Draft Kings and Data Science: Double your Money, Double your Fun

If any of you have ever sat and watched a live NFL game this year, you are well aware that the new big thing is daily fantasy drafts. Who has time to sit around for a full season anymore to gloat to your friends on how little they know about pigskin? Not us, that’s who! So, I logged in to DraftKings.

Immediately, I was stunned by the numbers that appeared in the game lobby: 383k contestants were entering in daily contests. Plus, each contest had to pony up $3 per entry, so I quickly did the math to realize DraftKings is making about $200k on that size contest. Bravo, gentlemen and gentle ladies. What makes it more interesting is that they make that much regardless of entry performance. That’s the genius of running a marketplace.

Introduction

While it probably got most people excited to throw in their hat to see if they could turn $3 into $100,000, I saw an awesome opportunity to pit metal against mind. Based on the sheer volume of entries, contests, and changing player rosters, this was a prime opportunity to build an algorithm to do the picking for me.
Now, what I was aiming to do would be different from most other machine learning algorithms leveraged in fantasy sports because they focus on projections. In the projections problem, you want to predict the performance for each player as accurately as possible – because if you do – then you can put together the highest scoring roster. Several companies, individuals, and psychics have worked on this and can predict player performance with decent accuracy (most of the pack hovers around an R2 of 0.5; see 2015 Projection Analysis).
In DraftKings, a lineup is 9 players, with at least 30 potential picks for each spot (lowest is Defense and QB). Running-backs and Wide Receivers have many more options and can pick up some serious points. So, the number of potential lineups can be calculated with sampling without replacement for each of the 5 positions, which comes out to roughly 160,000,000 billion (1.6e17) combinations.

QB * DST * 2 RB * TE * 3 WR * FLEX

Choose(30,1) * Choose(30,1) * Choose(122,2)*Choose(96,1)*Choose(157,3)*Choose(400,1)
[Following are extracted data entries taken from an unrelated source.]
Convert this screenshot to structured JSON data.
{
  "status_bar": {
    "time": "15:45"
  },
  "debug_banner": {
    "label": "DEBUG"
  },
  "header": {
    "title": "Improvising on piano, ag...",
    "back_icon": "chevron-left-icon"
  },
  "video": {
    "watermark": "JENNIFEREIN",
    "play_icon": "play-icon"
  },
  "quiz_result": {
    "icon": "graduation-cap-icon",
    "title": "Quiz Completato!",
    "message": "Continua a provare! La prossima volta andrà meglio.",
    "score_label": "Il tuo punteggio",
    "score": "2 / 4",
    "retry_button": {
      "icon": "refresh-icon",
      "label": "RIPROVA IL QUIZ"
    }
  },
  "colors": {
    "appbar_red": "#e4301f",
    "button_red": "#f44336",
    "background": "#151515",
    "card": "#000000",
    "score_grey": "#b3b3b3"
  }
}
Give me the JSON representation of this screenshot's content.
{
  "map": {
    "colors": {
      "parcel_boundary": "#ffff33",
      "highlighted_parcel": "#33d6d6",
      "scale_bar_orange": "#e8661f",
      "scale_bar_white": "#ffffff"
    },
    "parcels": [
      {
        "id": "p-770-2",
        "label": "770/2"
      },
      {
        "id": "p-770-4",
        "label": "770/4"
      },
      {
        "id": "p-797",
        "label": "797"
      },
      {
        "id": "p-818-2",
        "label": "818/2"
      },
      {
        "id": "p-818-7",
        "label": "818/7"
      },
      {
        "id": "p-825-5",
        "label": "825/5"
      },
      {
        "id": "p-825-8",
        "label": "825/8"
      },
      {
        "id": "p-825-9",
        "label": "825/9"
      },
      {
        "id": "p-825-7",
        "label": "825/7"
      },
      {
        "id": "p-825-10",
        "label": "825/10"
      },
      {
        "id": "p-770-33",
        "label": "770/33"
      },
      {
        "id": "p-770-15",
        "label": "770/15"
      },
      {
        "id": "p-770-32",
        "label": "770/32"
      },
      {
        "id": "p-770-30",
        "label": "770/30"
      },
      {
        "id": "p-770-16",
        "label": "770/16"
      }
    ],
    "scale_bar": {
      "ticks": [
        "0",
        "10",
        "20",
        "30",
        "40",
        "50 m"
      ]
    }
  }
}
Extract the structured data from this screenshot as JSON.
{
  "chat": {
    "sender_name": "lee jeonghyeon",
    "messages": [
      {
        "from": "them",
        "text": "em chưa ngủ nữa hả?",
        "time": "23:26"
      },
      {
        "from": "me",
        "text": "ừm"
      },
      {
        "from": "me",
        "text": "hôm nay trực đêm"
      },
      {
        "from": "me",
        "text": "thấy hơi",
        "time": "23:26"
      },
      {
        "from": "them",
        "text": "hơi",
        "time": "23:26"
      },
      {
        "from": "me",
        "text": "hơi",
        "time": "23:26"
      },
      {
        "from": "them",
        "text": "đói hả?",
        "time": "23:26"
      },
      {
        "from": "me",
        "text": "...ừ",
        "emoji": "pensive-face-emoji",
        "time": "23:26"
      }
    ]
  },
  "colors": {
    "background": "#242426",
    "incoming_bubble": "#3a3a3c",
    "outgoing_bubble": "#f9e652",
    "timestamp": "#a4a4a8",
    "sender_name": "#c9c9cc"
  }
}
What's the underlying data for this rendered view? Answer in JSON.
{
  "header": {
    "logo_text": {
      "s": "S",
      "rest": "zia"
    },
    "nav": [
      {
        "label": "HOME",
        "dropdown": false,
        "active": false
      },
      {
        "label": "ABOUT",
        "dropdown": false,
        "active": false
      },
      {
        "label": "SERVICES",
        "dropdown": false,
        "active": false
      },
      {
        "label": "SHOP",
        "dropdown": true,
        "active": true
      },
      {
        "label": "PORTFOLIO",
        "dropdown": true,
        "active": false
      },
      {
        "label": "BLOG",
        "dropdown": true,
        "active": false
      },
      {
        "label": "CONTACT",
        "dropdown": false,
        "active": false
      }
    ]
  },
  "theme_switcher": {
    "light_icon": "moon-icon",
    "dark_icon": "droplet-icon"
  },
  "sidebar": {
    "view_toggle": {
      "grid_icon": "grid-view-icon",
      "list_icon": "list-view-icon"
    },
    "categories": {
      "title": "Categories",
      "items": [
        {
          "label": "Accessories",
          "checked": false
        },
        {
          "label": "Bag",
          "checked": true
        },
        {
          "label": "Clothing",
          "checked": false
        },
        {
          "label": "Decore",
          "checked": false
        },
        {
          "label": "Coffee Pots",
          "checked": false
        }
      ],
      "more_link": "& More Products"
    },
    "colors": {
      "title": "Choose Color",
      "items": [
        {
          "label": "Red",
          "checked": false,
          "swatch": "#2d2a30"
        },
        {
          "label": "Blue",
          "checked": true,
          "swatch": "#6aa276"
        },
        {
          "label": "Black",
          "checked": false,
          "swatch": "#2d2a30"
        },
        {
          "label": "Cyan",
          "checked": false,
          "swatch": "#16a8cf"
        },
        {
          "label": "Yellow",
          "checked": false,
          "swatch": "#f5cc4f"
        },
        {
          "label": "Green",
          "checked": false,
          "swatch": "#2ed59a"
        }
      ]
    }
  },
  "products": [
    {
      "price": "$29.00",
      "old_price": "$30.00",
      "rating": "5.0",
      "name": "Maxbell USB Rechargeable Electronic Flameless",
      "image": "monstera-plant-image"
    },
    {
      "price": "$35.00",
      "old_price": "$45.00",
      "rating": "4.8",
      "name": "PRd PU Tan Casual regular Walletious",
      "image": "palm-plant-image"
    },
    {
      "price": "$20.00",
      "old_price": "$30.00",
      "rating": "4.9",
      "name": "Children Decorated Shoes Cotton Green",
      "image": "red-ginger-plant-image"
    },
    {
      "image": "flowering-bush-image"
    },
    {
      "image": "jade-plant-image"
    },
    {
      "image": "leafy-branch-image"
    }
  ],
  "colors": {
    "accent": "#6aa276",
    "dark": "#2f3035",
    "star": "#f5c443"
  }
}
DraftKings imposes a salary cap, which reduces the number of possible combinations but increases the complexity of finding a good solution. Even if they didn’t introduce a salary cap, this would be a very large space that even 380,000 entries could not even explore a fraction of a fraction of a fraction – of a fraction – of the full space.

If you’re familiar with computational theory, this is basically a multiple 0-1 knapsack problem. In the knapsack problem, you are trying to fill a knapsack with items that have weight and value. Your goal is to maximize value while staying under a certain weight. Imagine you are in a treasure room that is starting to collapse and you need to determine which gold artifacts go in your knapsack and which ones stay out. There are several ways to solve knapsack problems, including dynamic programming and approximation algorithms. Unfortunately for us, the multiple dimensional nature of this problem makes it NP-complete.

It’s also important to point out that projected points, even the best ones, are fuzzy numbers. There’s a reason we all enjoy watching the NFL because it really is an “any given Sunday” kind of sport.

So, I rolled up my sleeves and took a crack at it.

I decided to participate in the NFL $1M Play-Action contest, since it had 25% paying spots, allowed for multiple entries, and wouldn’t break the bank at $3/entry. Plus, I thought it would pit me against a lot of good human players. I think there’s a science to picking a good contest, but that’s for a later post.

Methods

In this experiment I downloaded data from ESPN and DraftKings. I then took three approaches to building lineups: Human, Machine, and Random. Human represents a human expert, machine is a genetic algorithm and random is used as our null model. All lineups were hand-entered into the DraftKings website, but otherwise completely chosen by their respective mechanics.

Data

To participate in a DraftKings contest, you need to first select the appropriate draft group, which corresponds to a start and end time. Because different games are played on different days, you have only a certain set of players eligible for accruing fantasy points.
Luckily, DraftKings allows you to download a .csv file of all the eligible players (EXPORT TO CSV). This csv gives you the player, team, upcoming match, this season’s average fantasy points, and their salary.

1

If we take a look at the Salary, we would expect this to correlate with the expected fantasy points for that player.

A perfect correlation between Salary and FPPG (Fantasy Points Per Game) would mean that each player provides the same “bang for the buck” when it comes to purchasing lineup FPPG. For Week 3, the correlation coefficient between salary and FPPG is 0.421.

2

We can notice there’s a lot of scatter in the more interesting (higher points) part of the graph. For a first step, it would be better to use weekly projections instead of past performance. To do this, I used the R readHTMLTable functionality (see http://www.inside-r.org/packages/cran/XML/docs/readHTMLTable) to scrape the ESPN weekly projections. I chose ESPN because they provided easy weekly projection numbers and have the most error associated with their projections.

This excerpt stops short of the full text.